Les États-Unis cherchent à limiter la capacité du CGRI de menacer la sécurité d’Israël. Cet objectif, me semble-t-il, est plus que d’autres objectifs stratégiques tels que réduire la menace de l’Iran pour la navigation maritime dans le Golfe. Ce dernier est un objectif international partagé par toutes les puissances régionales et internationales concernées, tandis que mettre fin ou réduire la présence de l’Iran en Syrie en Irak est un objectif prioritaire pour les États-Unis.
En fin de compte, le régime des mollahs se rend compte qu’il a peu de temps pour régler sa crise par la voie politique. Le temps disponible pour ce faire prendra fin avec l’élection présidentielle américaine, après laquelle le président Trump, s’il remporte un second mandat comme il est attendu, sera libre de toute contrainte ou promesse électorale. A cette échéance, la décision de lancer une frappe militaire pour soumettre les mollahs sera plus facile qu’aujourd’hui.
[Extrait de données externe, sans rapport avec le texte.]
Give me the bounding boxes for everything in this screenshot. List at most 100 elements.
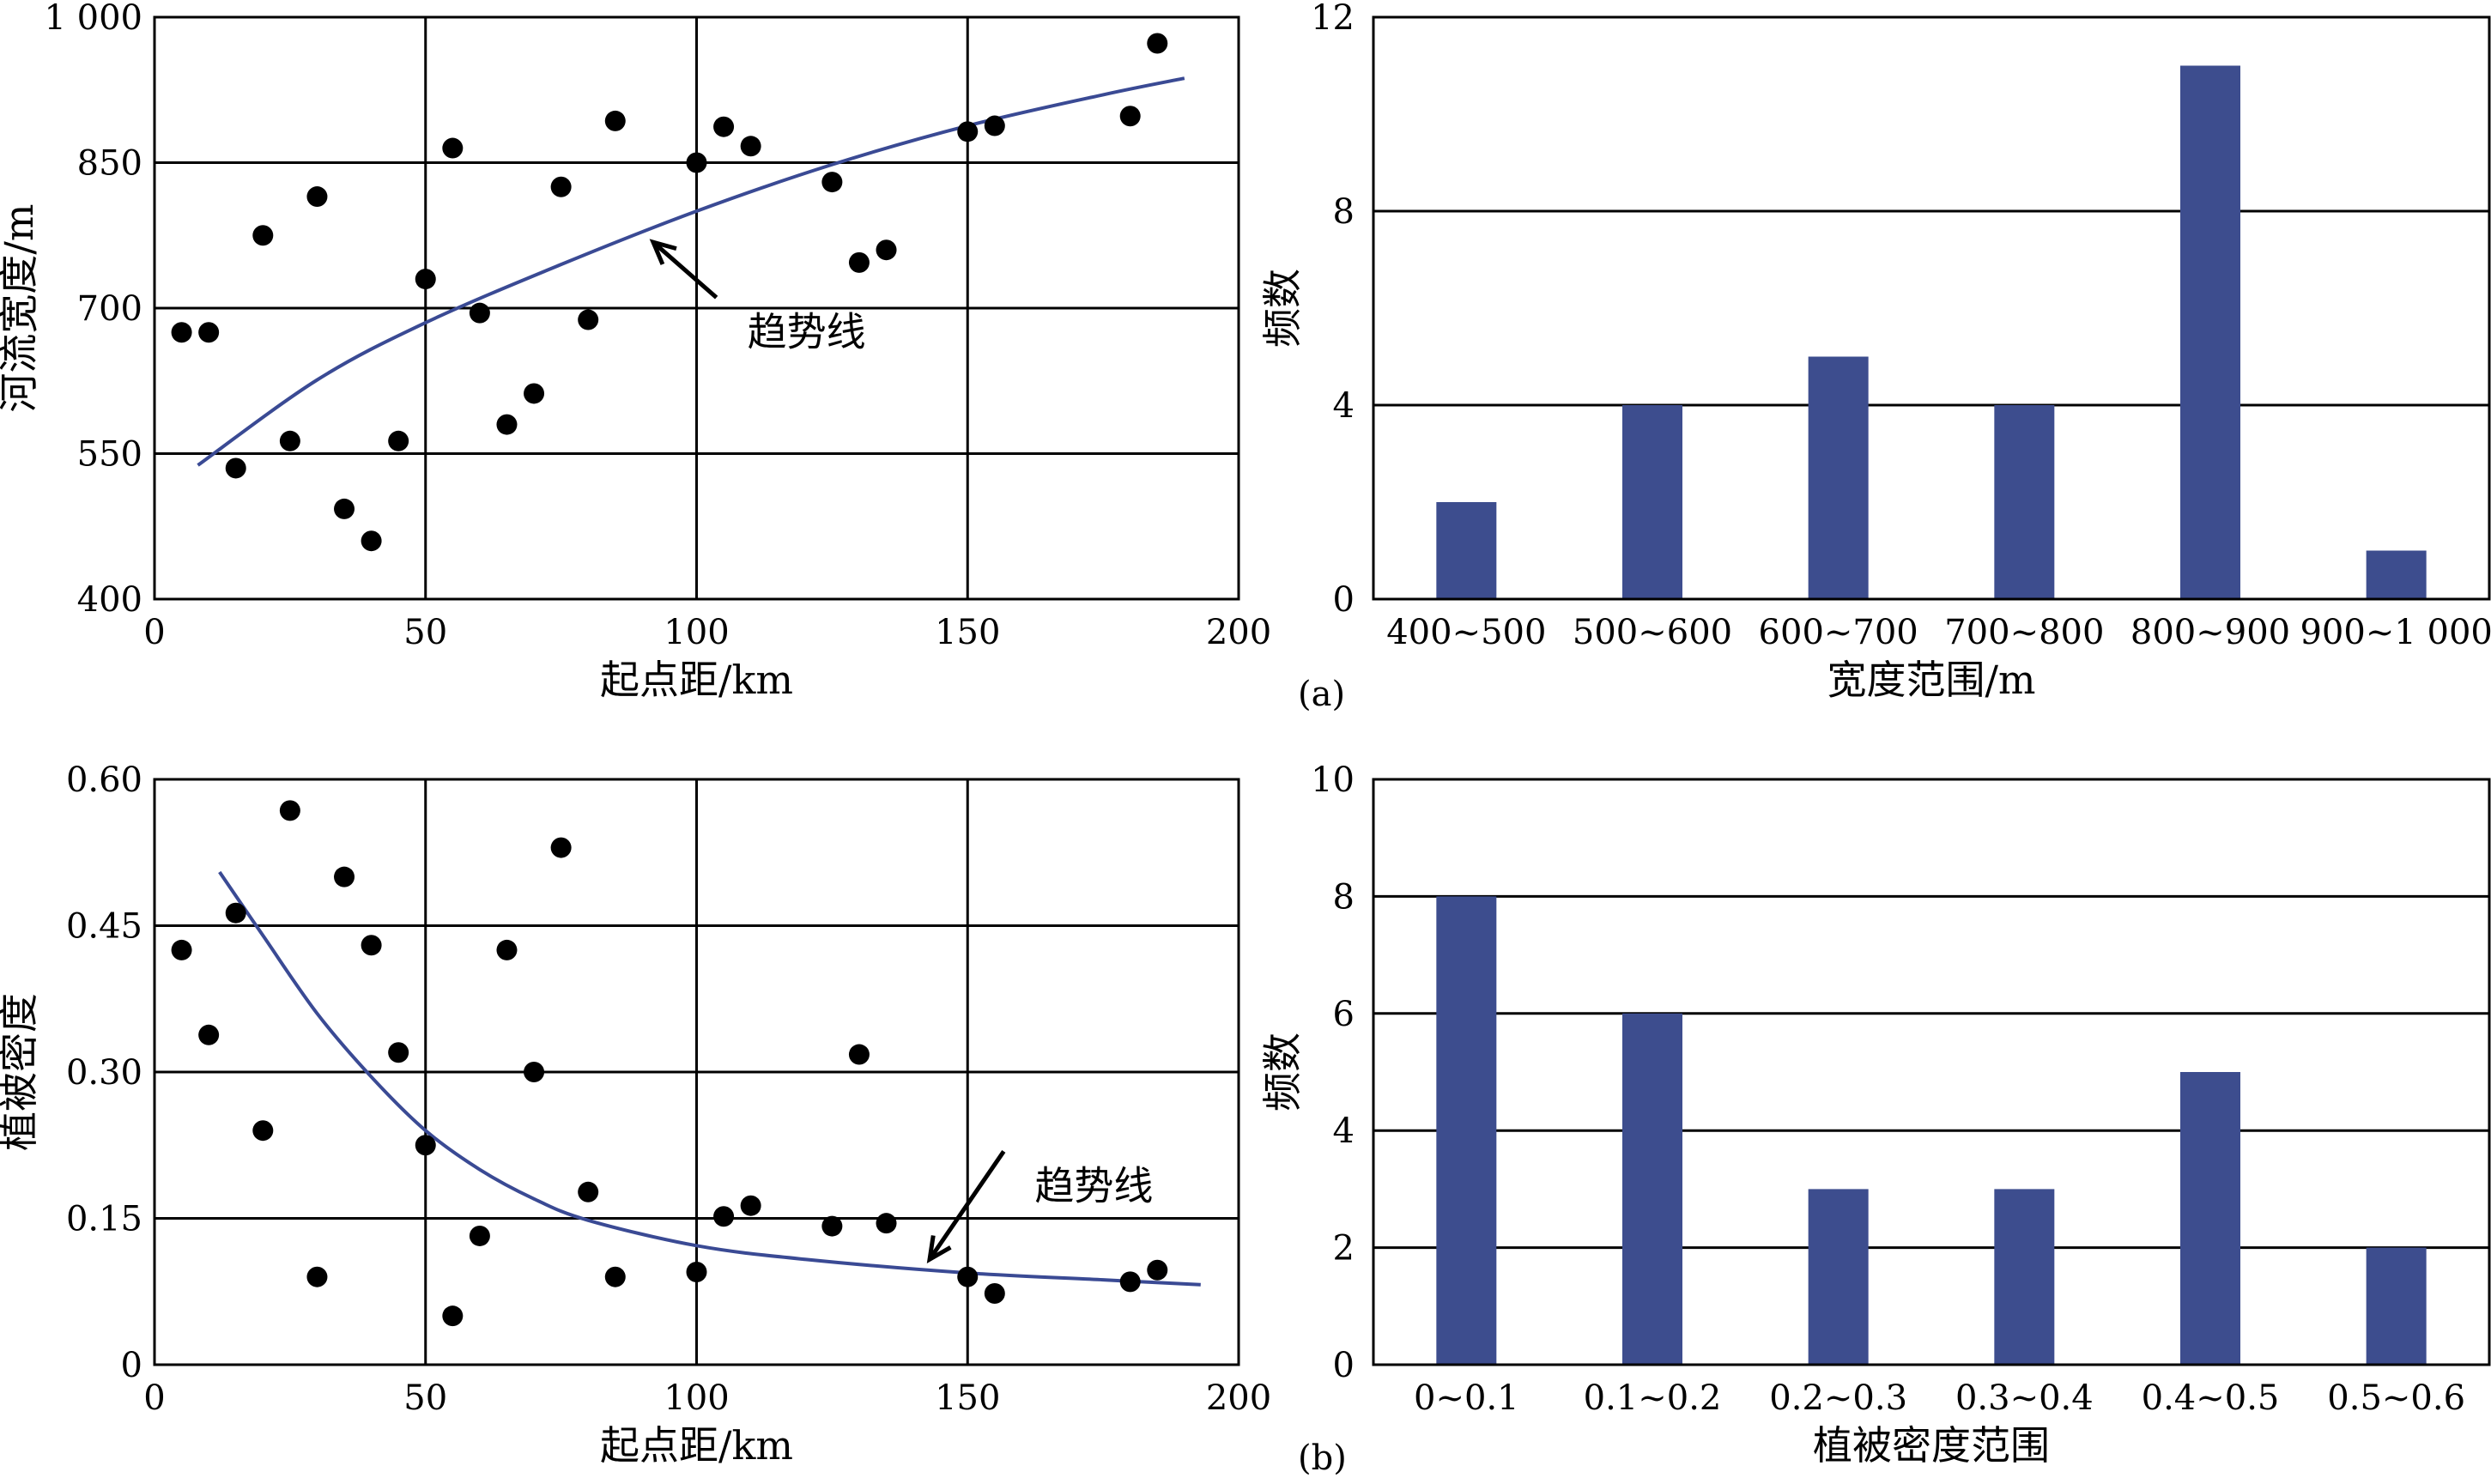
data-point: [198, 322, 220, 343]
data-point: [578, 309, 599, 330]
data-point: [550, 176, 572, 197]
data-point: [306, 186, 328, 208]
plot-frame: [153, 15, 1240, 601]
data-point: [469, 302, 490, 324]
y-axis-label: 频数: [1259, 269, 1306, 348]
y-tick-label: 4: [1333, 386, 1355, 426]
y-tick-label: 4: [1333, 1111, 1355, 1151]
plot-frame: [1372, 15, 2491, 601]
x-tick-label: 100: [664, 613, 729, 652]
data-point: [876, 239, 897, 261]
data-point: [388, 430, 409, 451]
x-axis-label: 起点距/km: [600, 657, 793, 703]
x-tick-label: 150: [935, 1378, 1000, 1418]
panel-label: (a): [1298, 675, 1345, 714]
x-tick-label: 700~800: [1944, 613, 2104, 652]
data-point: [821, 1215, 843, 1237]
y-tick-label: 700: [77, 289, 142, 329]
panel-b-histogram-chart: 0~0.1 0.1~0.2 0.2~0.3 0.3~0.4 0.4~0.5 0.5~0.6…: [1259, 760, 2491, 1469]
bar: [1808, 1189, 1869, 1365]
y-tick-label: 1 000: [44, 0, 142, 38]
y-tick-label: 550: [77, 435, 142, 475]
bar: [1994, 1189, 2055, 1365]
annotation-arrow: [926, 1149, 1006, 1263]
y-tick-label: 8: [1333, 877, 1355, 917]
x-tick-label: 150: [935, 613, 1000, 652]
data-point: [740, 1195, 761, 1216]
trend-line: [197, 76, 1185, 467]
data-point: [171, 322, 192, 343]
data-point: [496, 414, 518, 435]
data-point: [252, 1120, 274, 1142]
data-point: [848, 251, 870, 273]
data-point: [957, 1266, 979, 1287]
y-axis-label: 植被密度: [0, 993, 42, 1151]
x-tick-label: 900~1 000: [2300, 613, 2491, 652]
x-tick-label: 0.1~0.2: [1584, 1378, 1722, 1418]
y-tick-label: 0: [121, 1346, 142, 1385]
annotation-text: 趋势线: [748, 309, 866, 355]
x-tick-label: 50: [403, 1378, 447, 1418]
annotation-text: 趋势线: [1034, 1162, 1153, 1208]
data-point: [524, 1062, 545, 1082]
data-point: [984, 1283, 1005, 1305]
bar: [1808, 356, 1869, 599]
data-point: [604, 1266, 626, 1287]
x-tick-label: 0: [143, 613, 165, 652]
data-point: [388, 1042, 409, 1063]
y-tick-label: 0.15: [66, 1200, 142, 1239]
data-point: [415, 1135, 436, 1156]
bar: [1994, 405, 2055, 599]
bar: [1622, 405, 1682, 599]
plot-frame: [153, 778, 1240, 1366]
panel-a-histogram-chart: 400~500 500~600 600~700 700~800 800~900 900~1…: [1259, 0, 2491, 703]
trend-line: [218, 870, 1201, 1287]
y-tick-label: 12: [1311, 0, 1355, 38]
data-point: [1119, 106, 1141, 127]
data-point: [876, 1213, 897, 1234]
x-tick-label: 500~600: [1573, 613, 1732, 652]
x-tick-label: 50: [403, 613, 447, 652]
y-tick-label: 0.45: [66, 907, 142, 947]
data-point: [279, 800, 300, 821]
x-tick-label: 600~700: [1759, 613, 1918, 652]
data-point: [415, 269, 436, 290]
data-point: [361, 530, 382, 552]
data-point: [334, 498, 355, 519]
data-point: [524, 383, 545, 404]
y-tick-label: 2: [1333, 1229, 1355, 1269]
data-point: [1147, 33, 1168, 54]
data-point: [361, 935, 382, 956]
bar: [1436, 502, 1497, 599]
data-point: [686, 1262, 707, 1283]
data-point: [469, 1225, 490, 1246]
data-point: [306, 1266, 328, 1287]
data-point: [334, 866, 355, 887]
data-point: [1147, 1259, 1168, 1281]
bar: [1622, 1013, 1682, 1365]
data-point: [225, 902, 246, 924]
plot-frame: [1372, 778, 2491, 1366]
y-tick-label: 400: [77, 580, 142, 620]
data-point: [984, 115, 1005, 136]
x-tick-label: 200: [1206, 1378, 1271, 1418]
y-tick-label: 0: [1333, 1346, 1355, 1385]
data-point: [198, 1024, 220, 1045]
data-point: [604, 110, 626, 131]
x-tick-label: 0.3~0.4: [1955, 1378, 2094, 1418]
y-tick-label: 0.60: [66, 760, 142, 800]
data-point: [442, 137, 464, 159]
y-tick-label: 0.30: [66, 1053, 142, 1093]
data-point: [225, 457, 246, 479]
x-axis-label: 宽度范围/m: [1827, 657, 2035, 703]
x-tick-label: 0.2~0.3: [1769, 1378, 1907, 1418]
y-tick-label: 10: [1311, 760, 1355, 800]
x-axis-label: 起点距/km: [600, 1422, 793, 1469]
data-point: [713, 1206, 735, 1227]
data-point: [848, 1044, 870, 1065]
y-tick-label: 850: [77, 144, 142, 184]
panel-label: (b): [1298, 1439, 1347, 1478]
bar: [2180, 1072, 2240, 1365]
data-point: [279, 430, 300, 451]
Ainsi, le succès de la Maison-Blanche à pérenniser des sanctions de plus en plus sévères contre l’économie iranienne jusqu’au début de l’année prochaine poussera les mollahs à se raviser et à accepter les négociations. La condition pour cela est que le scénario soit bien présenté de sorte que le régime ne se mette pas dans l’embarras devant ses partisans, au pays comme à l’étranger.